You are confused about inflation, interest rates, recession—your job. I’m not going to act like the Wall Street economist who knows less than nothing, but proclaims there is a 10% to 90% chance of recession to justify their million-dollar paycheck.
I’m going to tell you what is going to happen over the next year. Give me a grade next July 4th when the fireworks go off.
Inflation has peaked. The statistics may not show it this month, but car prices are no longer demanding premiums, used cars are more plentiful, and there will be even more available next month. I attribute this to higher interest rates bringing higher monthly payments. Ford Lightning pickups demand a crazy price, but who cares because Ford cannot deliver them for close to a year. We also have to expect setbacks that always occur with new models.
Housing prices are coming down, caused by higher mortgage prices. Buyers of mortgages are reluctant to plug in if rates are too high. Overbids are becoming more rare. New homes with crazy prices are not selling.
Gas prices are still nuts, but crude prices have at least stabilized. The War in Ukraine is the reason, along with President Biden’s bipolar approach to oil supply and prices. The climate zealots in the Democratic party are giggling to themselves over $6 gas. It has been their dream, and they don’t get blamed for it because it’s all Putin’s fault.
But Biden’s popularity sinks with each dime increase. He blames the oil companies, begs the Saudis for a trickle, and probably will proclaim a gas tax holiday. The world is gradually sorting it out. The frackers are starting to come out of the bullpen.
Gas prices probably have peaked, but Putin may have to die or be deposed to withdraw from Ukraine because he is stuck like Hitler in 1944 and Lyndon Johnson in 1968. Better to keep fighting than admit defeat.
One more inflation tidbit. Prices for steel in China are collapsing. That will not immediately reduce metal prices here because of the container mess, but it will start to edge prices down.
Interest rates. The FED will continue to raise rates. I see a 2 to 2.5% increase over the next year. Not a catastrophic jolt, but significant enough to calm the real estate market. I think stock prices have already overreacted. Amazon and Target caught the flu, but for Apple and Microsoft, which have mountains of cash and seemingly unlimited demand, a 25% drop seems like plenty.

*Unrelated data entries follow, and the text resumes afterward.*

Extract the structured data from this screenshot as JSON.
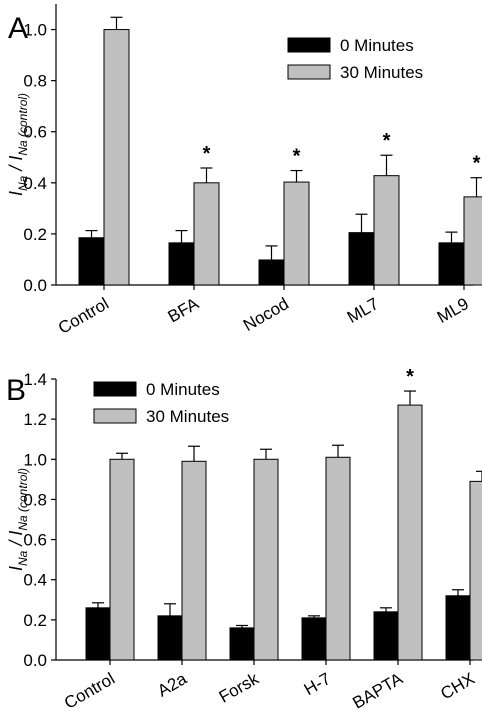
{
  "chart_data": [
    {
      "type": "bar",
      "panel_label": "A",
      "categories": [
        "Control",
        "BFA",
        "Nocod",
        "ML7",
        "ML9"
      ],
      "series": [
        {
          "name": "0 Minutes",
          "color": "#000000",
          "values": [
            0.185,
            0.165,
            0.098,
            0.205,
            0.165
          ],
          "errors": [
            0.028,
            0.048,
            0.055,
            0.072,
            0.042
          ]
        },
        {
          "name": "30 Minutes",
          "color": "#c0c0c0",
          "values": [
            1.0,
            0.4,
            0.403,
            0.428,
            0.345
          ],
          "errors": [
            0.048,
            0.058,
            0.045,
            0.08,
            0.075
          ]
        }
      ],
      "significance": [
        "",
        "*",
        "*",
        "*",
        "*"
      ],
      "ylim": [
        0,
        1.1
      ],
      "yticks": [
        "0.0",
        "0.2",
        "0.4",
        "0.6",
        "0.8",
        "1.0"
      ],
      "ylabel_main": "I",
      "ylabel_sub1": "Na",
      "ylabel_sep": " / I",
      "ylabel_sub2": "Na (control)",
      "legend_position": "top-right",
      "grid": false
    },
    {
      "type": "bar",
      "panel_label": "B",
      "categories": [
        "Control",
        "A2a",
        "Forsk",
        "H-7",
        "BAPTA",
        "CHX"
      ],
      "series": [
        {
          "name": "0 Minutes",
          "color": "#000000",
          "values": [
            0.26,
            0.22,
            0.16,
            0.21,
            0.24,
            0.32
          ],
          "errors": [
            0.025,
            0.06,
            0.012,
            0.01,
            0.02,
            0.03
          ]
        },
        {
          "name": "30 Minutes",
          "color": "#c0c0c0",
          "values": [
            1.0,
            0.99,
            1.0,
            1.01,
            1.27,
            0.89
          ],
          "errors": [
            0.03,
            0.075,
            0.05,
            0.06,
            0.07,
            0.05
          ]
        }
      ],
      "significance": [
        "",
        "",
        "",
        "",
        "*",
        ""
      ],
      "ylim": [
        0,
        1.4
      ],
      "yticks": [
        "0.0",
        "0.2",
        "0.4",
        "0.6",
        "0.8",
        "1.0",
        "1.2",
        "1.4"
      ],
      "ylabel_main": "I",
      "ylabel_sub1": "Na",
      "ylabel_sep": " / I",
      "ylabel_sub2": "Na (control)",
      "legend_position": "top-left",
      "grid": false
    }
  ]
}
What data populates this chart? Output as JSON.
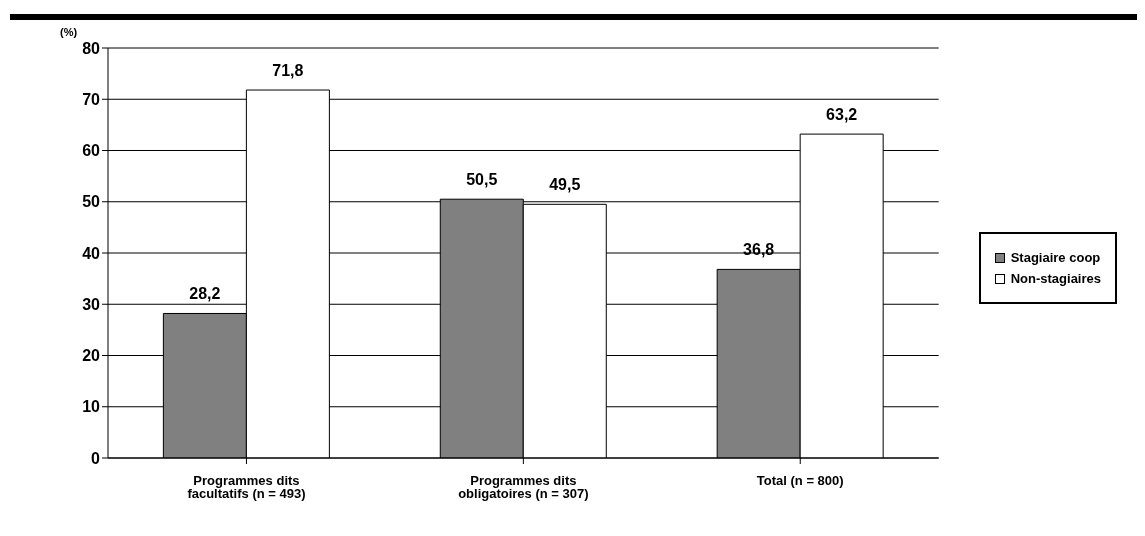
{
  "chart_data": {
    "type": "bar",
    "ylabel": "(%)",
    "categories": [
      "Programmes dits facultatifs (n = 493)",
      "Programmes dits obligatoires (n = 307)",
      "Total (n = 800)"
    ],
    "series": [
      {
        "name": "Stagiaire coop",
        "color": "#808080",
        "values": [
          28.2,
          50.5,
          36.8
        ],
        "value_labels": [
          "28,2",
          "50,5",
          "36,8"
        ]
      },
      {
        "name": "Non-stagiaires",
        "color": "#ffffff",
        "values": [
          71.8,
          49.5,
          63.2
        ],
        "value_labels": [
          "71,8",
          "49,5",
          "63,2"
        ]
      }
    ],
    "ylim": [
      0,
      80
    ],
    "yticks": [
      0,
      10,
      20,
      30,
      40,
      50,
      60,
      70,
      80
    ],
    "grid": "y",
    "legend": "right"
  }
}
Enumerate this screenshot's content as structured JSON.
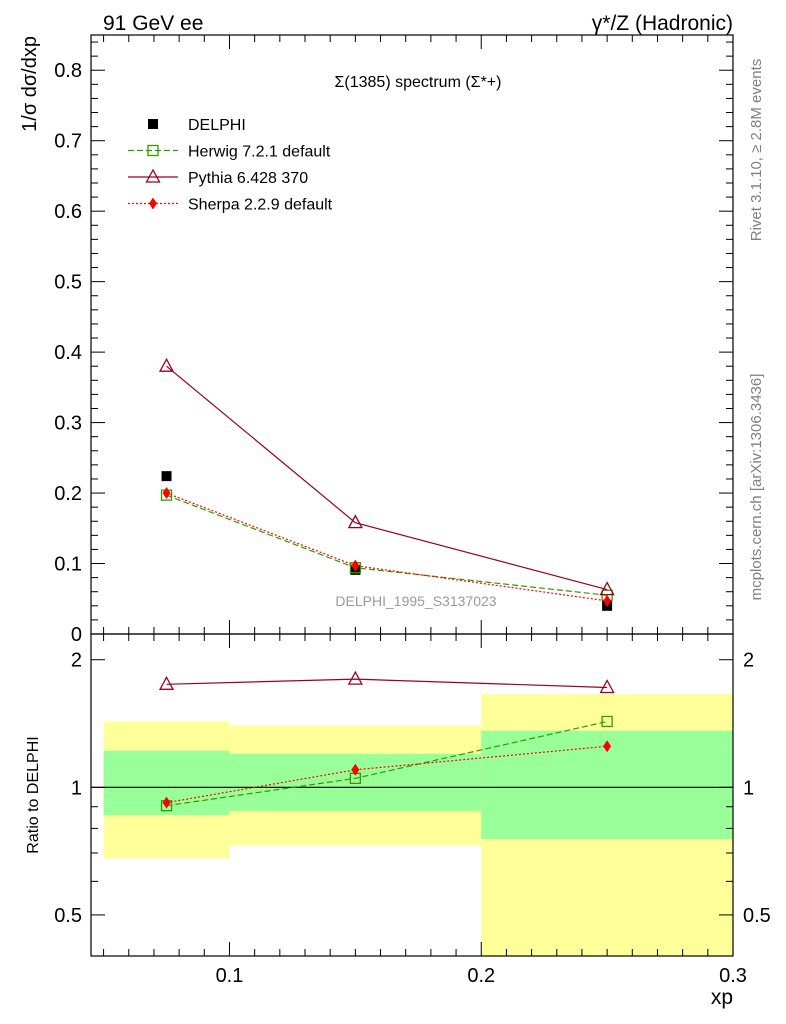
{
  "header": {
    "left": "91 GeV ee",
    "right": "γ*/Z (Hadronic)"
  },
  "side_labels": {
    "top": "Rivet 3.1.10, ≥ 2.8M events",
    "bottom": "mcplots.cern.ch [arXiv:1306.3436]"
  },
  "chart_data": [
    {
      "type": "line",
      "title": "Σ(1385) spectrum (Σ*+)",
      "watermark": "DELPHI_1995_S3137023",
      "xlabel": "xp",
      "ylabel": "1/σ dσ/dxp",
      "xlim": [
        0.045,
        0.3
      ],
      "ylim": [
        0,
        0.85
      ],
      "yticks": [
        0,
        0.1,
        0.2,
        0.3,
        0.4,
        0.5,
        0.6,
        0.7,
        0.8
      ],
      "ytick_labels": [
        "0",
        "0.1",
        "0.2",
        "0.3",
        "0.4",
        "0.5",
        "0.6",
        "0.7",
        "0.8"
      ],
      "legend_position": "top-left",
      "x": [
        0.075,
        0.15,
        0.25
      ],
      "series": [
        {
          "name": "DELPHI",
          "values": [
            0.224,
            0.091,
            0.04
          ],
          "color": "#000000",
          "marker": "filled-square",
          "line": "none"
        },
        {
          "name": "Herwig 7.2.1 default",
          "values": [
            0.197,
            0.094,
            0.055
          ],
          "color": "#339900",
          "marker": "open-square",
          "line": "dashed"
        },
        {
          "name": "Pythia 6.428 370",
          "values": [
            0.38,
            0.158,
            0.063
          ],
          "color": "#990022",
          "marker": "open-triangle",
          "line": "solid"
        },
        {
          "name": "Sherpa 2.2.9 default",
          "values": [
            0.2,
            0.097,
            0.047
          ],
          "color": "#ff0000",
          "marker": "filled-diamond",
          "line": "dotted"
        }
      ]
    },
    {
      "type": "line",
      "ylabel": "Ratio to DELPHI",
      "xlabel": "xp",
      "xlim": [
        0.045,
        0.3
      ],
      "ylim": [
        0.4,
        2.3
      ],
      "log_y": true,
      "yticks": [
        0.5,
        1,
        2
      ],
      "ytick_labels": [
        "0.5",
        "1",
        "2"
      ],
      "xticks": [
        0.1,
        0.2,
        0.3
      ],
      "xtick_labels": [
        "0.1",
        "0.2",
        "0.3"
      ],
      "reference_line": 1,
      "bands": [
        {
          "x_low": 0.05,
          "x_high": 0.1,
          "inner": [
            0.86,
            1.22
          ],
          "outer": [
            0.68,
            1.43
          ]
        },
        {
          "x_low": 0.1,
          "x_high": 0.2,
          "inner": [
            0.88,
            1.2
          ],
          "outer": [
            0.73,
            1.4
          ]
        },
        {
          "x_low": 0.2,
          "x_high": 0.3,
          "inner": [
            0.755,
            1.36
          ],
          "outer": [
            0.37,
            1.66
          ]
        }
      ],
      "band_colors": {
        "inner": "#99ff99",
        "outer": "#ffff99"
      },
      "x": [
        0.075,
        0.15,
        0.25
      ],
      "series": [
        {
          "name": "Herwig 7.2.1 default",
          "values": [
            0.905,
            1.05,
            1.43
          ],
          "color": "#339900",
          "marker": "open-square",
          "line": "dashed"
        },
        {
          "name": "Pythia 6.428 370",
          "values": [
            1.75,
            1.8,
            1.72
          ],
          "color": "#990022",
          "marker": "open-triangle",
          "line": "solid"
        },
        {
          "name": "Sherpa 2.2.9 default",
          "values": [
            0.92,
            1.1,
            1.25
          ],
          "color": "#ff0000",
          "marker": "filled-diamond",
          "line": "dotted"
        }
      ]
    }
  ]
}
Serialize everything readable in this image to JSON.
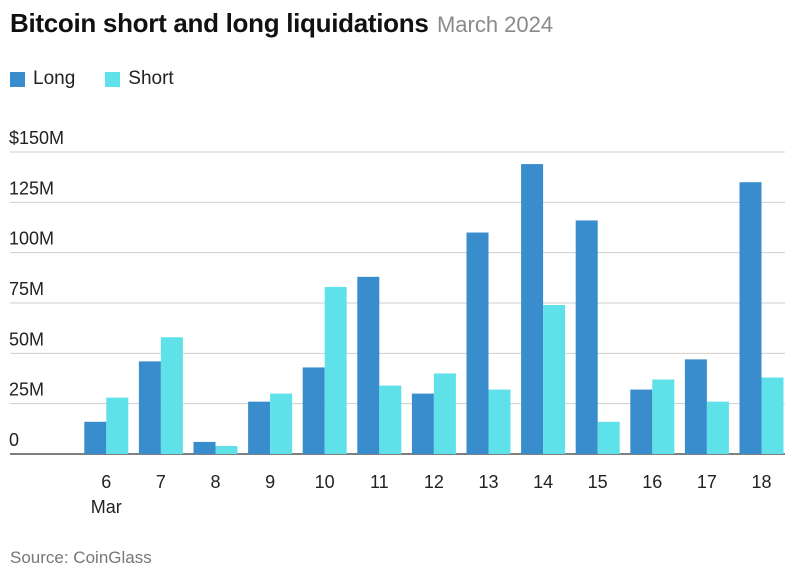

Will we have a recession? I doubt it. With unemployment so low and companies still searching for people, why should we have big layoffs? Maybe if you trade cryptocurrencies you should see a recruiter, but I would be surprised to see unemployment much over 4%.
Households have a record amount of cash after the pandemic. Maybe people are edgy about spending it at the moment, but big Back to School and Christmas seasons are expected.
One important thing to remember if you are working in manufacturing is that China smells bad these days.
First the crisis with shipping from China, then Xi cozying up to Putin. Now the massive overbuilding in China has come home to roost. COVID has struck again in China, with horrendous shutdowns in Shanghai and Beijing.
If you were an American manufacturer, would you want your production dependent on Xi, who sees himself as Mao’s lost son?
From my view, we are not in a recession at the moment and not likely to be in one next year at this time. Inflation will stabilize, Republicans will be narrowly in charge of the House, maybe the Senate. The stalemate continues, which is good for business.
Real Estate prices will be flat. Jobs will still be plentiful. Gas prices are impossible to predict unless you know Putin’s future. I would start to buy stocks again.
And you still won’t be able to drive that electric truck to Montana.
Question: Are you preparing for a recession? If so, how?